We may fail to view our partner through the eyes of love. Our projection becomes our perception.
So, we have an inner emptiness, a hunger to feel love and yet a rejection of love when it is offered to us. So we get driven to chase significance from short lived material sources. We value ourselves from how much we achieve, and if work becomes a struggle we feel overwhelmed by our sense of failure or we won't stay still long enough to be embraced by our partners and we busy our selves with doing. We might never feel good enough, so we keep working out, we reach for substances to feel better, we have more botox treatments, we seek approval outside of ourselves. And we don't value our significant other by offering the care or attention they need and want. And it is here that we might turn to infidelity to feel good enough.
To bring greater joy and pleasure to our relationships and to feel a sense of significance, we need to offer ourselves to the relationship with fullness.
The act of being in a relationship is a 50/ 50 exchange.
We offer ourselves with a full sense of aliveness, in the offering we open our partners to receive and reciprocate with the same aliveness.
We are 50/50 in our relationships. We must develop a healthy sense of significance through our own self capacity and knowing thyself and your shadow parts, but we do this better by being supported 50% by the love and appreciation of our partners. Whilst it is not expected that our partners be the one's to lift us up and define our reality at nauseam, we do best with the love and support of our partner. We can co-regulate our nervous systems and we thrive in an environment where we care and affirm each other's wellbeing.
So checking in on what makes your partner feel loved? If you don't know ask what makes them feel good. Perhaps it is that you tell them they are loved and appreciated, and you share what it is that you enjoy about them ? Or perhaps your man needs to be kissed and told he has done a great job at finishing that bookshelf he just put up. Regular feed back to provide a sense of appreciation.

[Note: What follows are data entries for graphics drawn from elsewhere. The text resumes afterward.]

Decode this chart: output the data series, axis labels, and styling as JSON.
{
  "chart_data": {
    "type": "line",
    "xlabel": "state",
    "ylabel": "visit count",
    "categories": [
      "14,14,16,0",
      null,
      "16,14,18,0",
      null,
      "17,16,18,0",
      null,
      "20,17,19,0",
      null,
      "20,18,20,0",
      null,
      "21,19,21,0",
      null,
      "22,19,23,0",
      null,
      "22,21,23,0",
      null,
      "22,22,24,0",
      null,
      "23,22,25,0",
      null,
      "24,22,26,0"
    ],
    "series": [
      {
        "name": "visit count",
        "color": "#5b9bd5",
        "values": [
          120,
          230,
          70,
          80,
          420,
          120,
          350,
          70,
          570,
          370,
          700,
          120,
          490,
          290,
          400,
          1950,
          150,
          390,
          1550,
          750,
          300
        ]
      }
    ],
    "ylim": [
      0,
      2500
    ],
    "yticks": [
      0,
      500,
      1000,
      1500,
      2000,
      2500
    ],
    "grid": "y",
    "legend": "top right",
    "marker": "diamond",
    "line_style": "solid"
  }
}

For me I was craving to be listened to, to have someone hold me with deep presence with care and attention and to enquire into my world. It doesn't sound like much but it was the masculine presence that I lacked in my world and in my childhood. It was enough to make me stray.
So, be sure to feed your partner with the things that make them feel significant. We not only think these things about our partner, we DEMONSTRATE them regularly.
We need to know that we are significant. An action done with attention, words delivered with eye sight, a favourite meal cooked after a long days work or a short note left before you head to a workshop helps create connection and will support your lover to feel important, and they will be less likely to want to seek that outside of the relationship.